Gänsemarkt (lit. Geese Market) is a public square in Hamburg, Germany, located in the Neustadt quarter. The triangular urban square is accessible by streets of Jungfernstieg from the east, Dammtorstraße and Valentinskamp in the north west and ABC-Straße in the south.

==History==
The opera building of Oper am Gänsemarkt at the square was used from 1678 to 1738. In 1765 the building was demolished and replaced by the Hamburg National Theatre, which had to close in 1769. The theatre employed Gotthold Ephraim Lessing as the world's first dramaturg. Today, the Hamburg State Opera is located a few metres north at Dammtorstraße.

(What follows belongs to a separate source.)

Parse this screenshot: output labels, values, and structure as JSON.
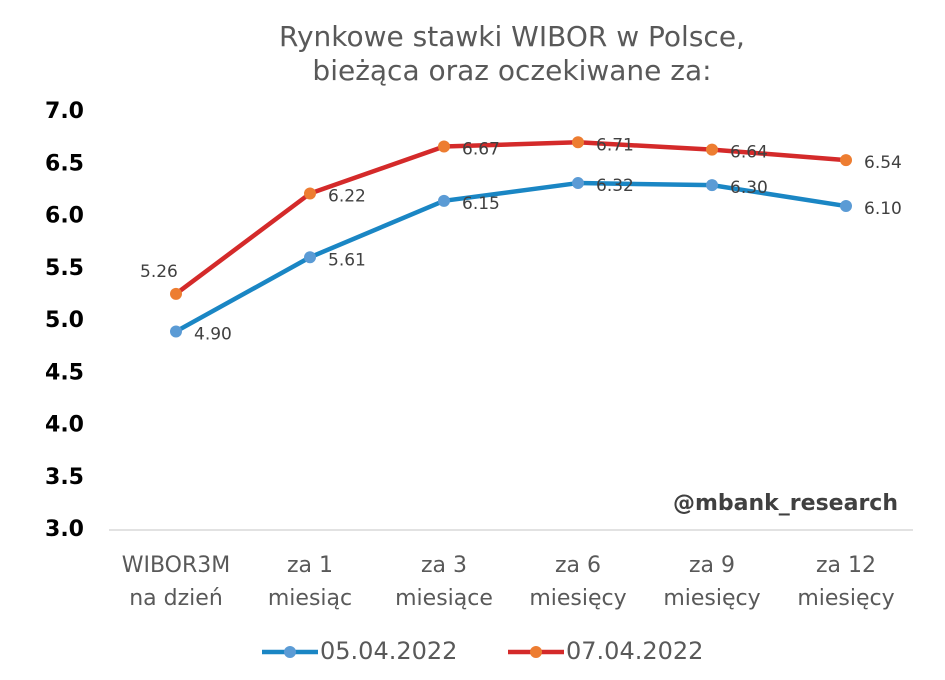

Therefore, the Lessing Monument is located in the center of the square. It was created by Fritz Schaper and erected in 1881. On 18 June 1944 the monument was hit by a bomb and it fell from its pedestal. In 1955 it was erected again.

The Ufa-Palast, with a capacity of 2,667 once Europe's largest cinema, opened in December 1929 inside the building of Deutschlandhaus. It then also succeeded Berlin Ufa-Palast am Zoo as Germany's largest cinema. For a long time afterwards, it was also Hamburg's biggest cinema. The capacity of the cinema, which was damaged during World War II and later re-built at the northern edge of the Gänsemarkt square, had been risen to 3,200 in the 1980s. In 2006, the cinema was closed and the newer building was demolished, while the Deutschlandhaus still can be found near the square.

Today, the square is surrounded by shops, the shopping arcades of Gänsemarkt Passage and some restaurants. The U-Bahn station of Gänsemarkt (U2 line) is located right below the square.